This is an extraordinary outcome. But it is important to think carefully about the timeline here. This did not happen on the current VC’s watch, and in any case, VCs generally do not get involved in the day-to-day running of faculties and departments.
The questions one should be asking are: who was Stock’s line manager at the time? Who was running the Faculty? Heads of Department have limited power, it is Schools and Faculties that matter, the next level up. The bullying started well before the pandemic, in 2018 or 2019 when Stock first intervened in the debate.
Were any of the employees that bullied Stock ever disciplined? There were plenty who posted abusive messages online. Who at Sussex UCU wrote this appalling statement? Who wrote the trans policy? This is not VC-level stuff.
Finally, if we can learn anything from various GC cases at universities, it is that the role of staff networks is crucial. They are essentially activist interest groups that are given resources by universities to push for policies that may actually not be in the interest of the organisation as a whole.
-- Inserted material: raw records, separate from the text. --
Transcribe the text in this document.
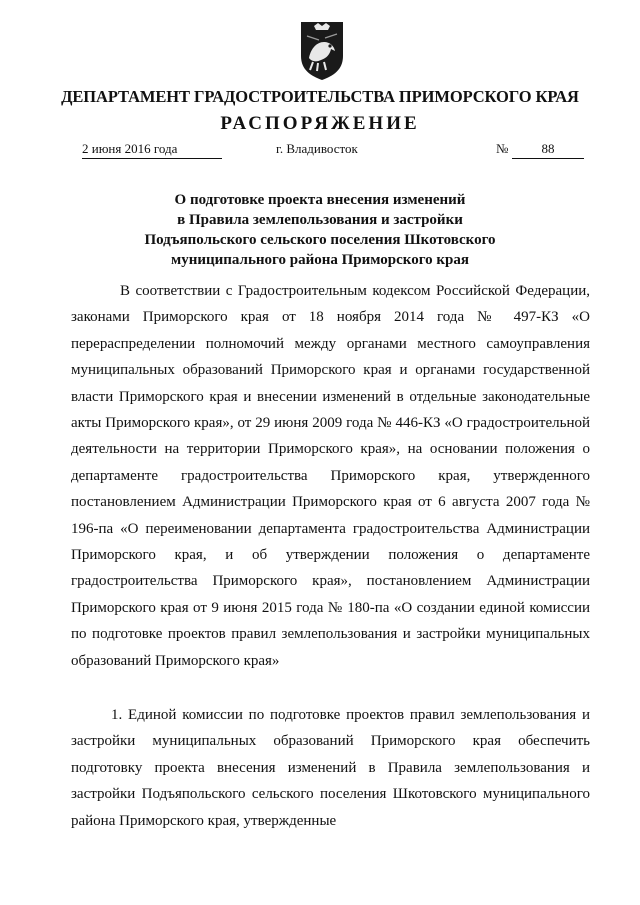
ДЕПАРТАМЕНТ ГРАДОСТРОИТЕЛЬСТВА ПРИМОРСКОГО КРАЯ
РАСПОРЯЖЕНИЕ
2 июня 2016 года	г. Владивосток	№	88
О подготовке проекта внесения изменений
в Правила землепользования и застройки
Подъяпольского сельского поселения Шкотовского
муниципального района Приморского края

В соответствии с Градостроительным кодексом Российской Федерации, законами Приморского края от 18 ноября 2014 года № 497-КЗ «О перераспределении полномочий между органами местного самоуправления муниципальных образований Приморского края и органами государственной власти Приморского края и внесении изменений в отдельные законодательные акты Приморского края», от 29 июня 2009 года № 446-КЗ «О градостроительной деятельности на территории Приморского края», на основании положения о департаменте градостроительства Приморского края, утвержденного постановлением Администрации Приморского края от 6 августа 2007 года № 196-па «О переименовании департамента градостроительства Администрации Приморского края, и об утверждении положения о департаменте градостроительства Приморского края», постановлением Администрации Приморского края от 9 июня 2015 года № 180-па «О создании единой комиссии по подготовке проектов правил землепользования и застройки муниципальных образований Приморского края»

1. Единой комиссии по подготовке проектов правил землепользования и застройки муниципальных образований Приморского края обеспечить подготовку проекта внесения изменений в Правила землепользования и застройки Подъяпольского сельского поселения Шкотовского муниципального района Приморского края, утвержденные
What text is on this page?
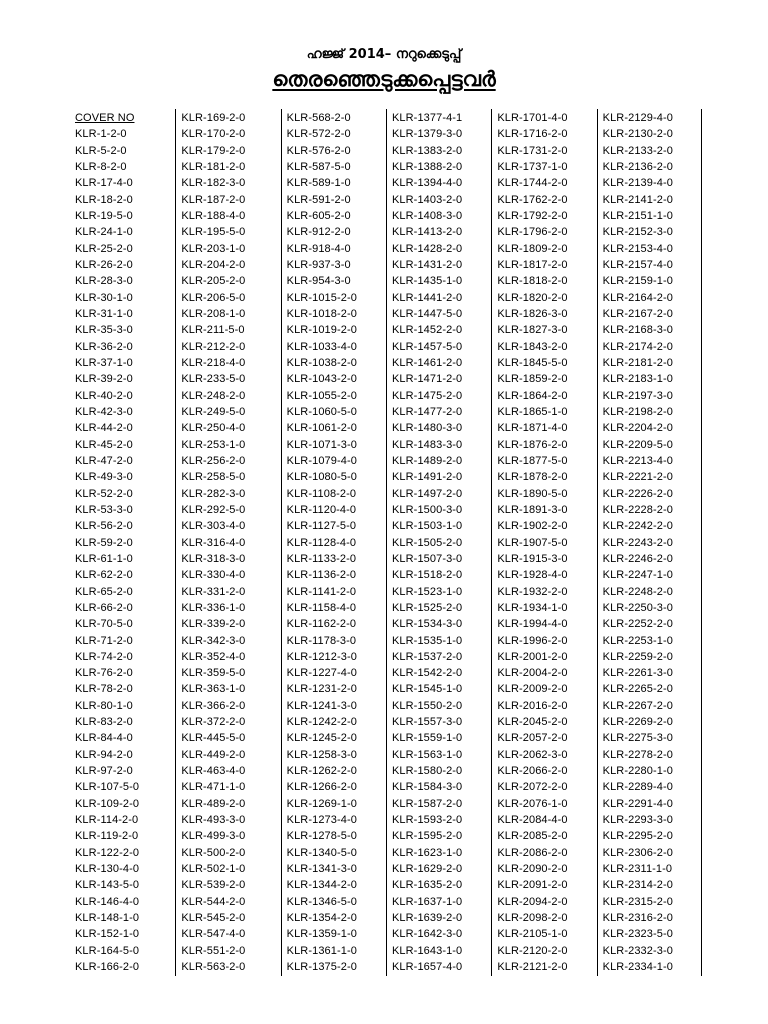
ഹജ്ജ് 2014– നറുക്കെടുപ്പ്
തെരഞ്ഞെടുക്കപ്പെട്ടവർ
COVER NO
KLR-1-2-0
KLR-5-2-0
KLR-8-2-0
KLR-17-4-0
KLR-18-2-0
KLR-19-5-0
KLR-24-1-0
KLR-25-2-0
KLR-26-2-0
KLR-28-3-0
KLR-30-1-0
KLR-31-1-0
KLR-35-3-0
KLR-36-2-0
KLR-37-1-0
KLR-39-2-0
KLR-40-2-0
KLR-42-3-0
KLR-44-2-0
KLR-45-2-0
KLR-47-2-0
KLR-49-3-0
KLR-52-2-0
KLR-53-3-0
KLR-56-2-0
KLR-59-2-0
KLR-61-1-0
KLR-62-2-0
KLR-65-2-0
KLR-66-2-0
KLR-70-5-0
KLR-71-2-0
KLR-74-2-0
KLR-76-2-0
KLR-78-2-0
KLR-80-1-0
KLR-83-2-0
KLR-84-4-0
KLR-94-2-0
KLR-97-2-0
KLR-107-5-0
KLR-109-2-0
KLR-114-2-0
KLR-119-2-0
KLR-122-2-0
KLR-130-4-0
KLR-143-5-0
KLR-146-4-0
KLR-148-1-0
KLR-152-1-0
KLR-164-5-0
KLR-166-2-0
KLR-169-2-0
KLR-170-2-0
KLR-179-2-0
KLR-181-2-0
KLR-182-3-0
KLR-187-2-0
KLR-188-4-0
KLR-195-5-0
KLR-203-1-0
KLR-204-2-0
KLR-205-2-0
KLR-206-5-0
KLR-208-1-0
KLR-211-5-0
KLR-212-2-0
KLR-218-4-0
KLR-233-5-0
KLR-248-2-0
KLR-249-5-0
KLR-250-4-0
KLR-253-1-0
KLR-256-2-0
KLR-258-5-0
KLR-282-3-0
KLR-292-5-0
KLR-303-4-0
KLR-316-4-0
KLR-318-3-0
KLR-330-4-0
KLR-331-2-0
KLR-336-1-0
KLR-339-2-0
KLR-342-3-0
KLR-352-4-0
KLR-359-5-0
KLR-363-1-0
KLR-366-2-0
KLR-372-2-0
KLR-445-5-0
KLR-449-2-0
KLR-463-4-0
KLR-471-1-0
KLR-489-2-0
KLR-493-3-0
KLR-499-3-0
KLR-500-2-0
KLR-502-1-0
KLR-539-2-0
KLR-544-2-0
KLR-545-2-0
KLR-547-4-0
KLR-551-2-0
KLR-563-2-0
KLR-568-2-0
KLR-572-2-0
KLR-576-2-0
KLR-587-5-0
KLR-589-1-0
KLR-591-2-0
KLR-605-2-0
KLR-912-2-0
KLR-918-4-0
KLR-937-3-0
KLR-954-3-0
KLR-1015-2-0
KLR-1018-2-0
KLR-1019-2-0
KLR-1033-4-0
KLR-1038-2-0
KLR-1043-2-0
KLR-1055-2-0
KLR-1060-5-0
KLR-1061-2-0
KLR-1071-3-0
KLR-1079-4-0
KLR-1080-5-0
KLR-1108-2-0
KLR-1120-4-0
KLR-1127-5-0
KLR-1128-4-0
KLR-1133-2-0
KLR-1136-2-0
KLR-1141-2-0
KLR-1158-4-0
KLR-1162-2-0
KLR-1178-3-0
KLR-1212-3-0
KLR-1227-4-0
KLR-1231-2-0
KLR-1241-3-0
KLR-1242-2-0
KLR-1245-2-0
KLR-1258-3-0
KLR-1262-2-0
KLR-1266-2-0
KLR-1269-1-0
KLR-1273-4-0
KLR-1278-5-0
KLR-1340-5-0
KLR-1341-3-0
KLR-1344-2-0
KLR-1346-5-0
KLR-1354-2-0
KLR-1359-1-0
KLR-1361-1-0
KLR-1375-2-0
KLR-1377-4-1
KLR-1379-3-0
KLR-1383-2-0
KLR-1388-2-0
KLR-1394-4-0
KLR-1403-2-0
KLR-1408-3-0
KLR-1413-2-0
KLR-1428-2-0
KLR-1431-2-0
KLR-1435-1-0
KLR-1441-2-0
KLR-1447-5-0
KLR-1452-2-0
KLR-1457-5-0
KLR-1461-2-0
KLR-1471-2-0
KLR-1475-2-0
KLR-1477-2-0
KLR-1480-3-0
KLR-1483-3-0
KLR-1489-2-0
KLR-1491-2-0
KLR-1497-2-0
KLR-1500-3-0
KLR-1503-1-0
KLR-1505-2-0
KLR-1507-3-0
KLR-1518-2-0
KLR-1523-1-0
KLR-1525-2-0
KLR-1534-3-0
KLR-1535-1-0
KLR-1537-2-0
KLR-1542-2-0
KLR-1545-1-0
KLR-1550-2-0
KLR-1557-3-0
KLR-1559-1-0
KLR-1563-1-0
KLR-1580-2-0
KLR-1584-3-0
KLR-1587-2-0
KLR-1593-2-0
KLR-1595-2-0
KLR-1623-1-0
KLR-1629-2-0
KLR-1635-2-0
KLR-1637-1-0
KLR-1639-2-0
KLR-1642-3-0
KLR-1643-1-0
KLR-1657-4-0
KLR-1701-4-0
KLR-1716-2-0
KLR-1731-2-0
KLR-1737-1-0
KLR-1744-2-0
KLR-1762-2-0
KLR-1792-2-0
KLR-1796-2-0
KLR-1809-2-0
KLR-1817-2-0
KLR-1818-2-0
KLR-1820-2-0
KLR-1826-3-0
KLR-1827-3-0
KLR-1843-2-0
KLR-1845-5-0
KLR-1859-2-0
KLR-1864-2-0
KLR-1865-1-0
KLR-1871-4-0
KLR-1876-2-0
KLR-1877-5-0
KLR-1878-2-0
KLR-1890-5-0
KLR-1891-3-0
KLR-1902-2-0
KLR-1907-5-0
KLR-1915-3-0
KLR-1928-4-0
KLR-1932-2-0
KLR-1934-1-0
KLR-1994-4-0
KLR-1996-2-0
KLR-2001-2-0
KLR-2004-2-0
KLR-2009-2-0
KLR-2016-2-0
KLR-2045-2-0
KLR-2057-2-0
KLR-2062-3-0
KLR-2066-2-0
KLR-2072-2-0
KLR-2076-1-0
KLR-2084-4-0
KLR-2085-2-0
KLR-2086-2-0
KLR-2090-2-0
KLR-2091-2-0
KLR-2094-2-0
KLR-2098-2-0
KLR-2105-1-0
KLR-2120-2-0
KLR-2121-2-0
KLR-2129-4-0
KLR-2130-2-0
KLR-2133-2-0
KLR-2136-2-0
KLR-2139-4-0
KLR-2141-2-0
KLR-2151-1-0
KLR-2152-3-0
KLR-2153-4-0
KLR-2157-4-0
KLR-2159-1-0
KLR-2164-2-0
KLR-2167-2-0
KLR-2168-3-0
KLR-2174-2-0
KLR-2181-2-0
KLR-2183-1-0
KLR-2197-3-0
KLR-2198-2-0
KLR-2204-2-0
KLR-2209-5-0
KLR-2213-4-0
KLR-2221-2-0
KLR-2226-2-0
KLR-2228-2-0
KLR-2242-2-0
KLR-2243-2-0
KLR-2246-2-0
KLR-2247-1-0
KLR-2248-2-0
KLR-2250-3-0
KLR-2252-2-0
KLR-2253-1-0
KLR-2259-2-0
KLR-2261-3-0
KLR-2265-2-0
KLR-2267-2-0
KLR-2269-2-0
KLR-2275-3-0
KLR-2278-2-0
KLR-2280-1-0
KLR-2289-4-0
KLR-2291-4-0
KLR-2293-3-0
KLR-2295-2-0
KLR-2306-2-0
KLR-2311-1-0
KLR-2314-2-0
KLR-2315-2-0
KLR-2316-2-0
KLR-2323-5-0
KLR-2332-3-0
KLR-2334-1-0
Sussex, being in Brighton, must have had a very active trans and non-binary staff network. Who led this network? And were there any links to local activist groups? Was the university under pressure from these groups, threatened, for example, to be excluded from events such as Brighton Pride? Brighton has always been the ground zero of trans extremism in the UK, so this is surely relevant.
I hate what happened to Stock but this wasn’t the current VC’s doing and she now has to defend a huge mess that others made. She seems unlikely to want to sack some senior people who were in positions of responsibility at the time but perhaps she should consider it.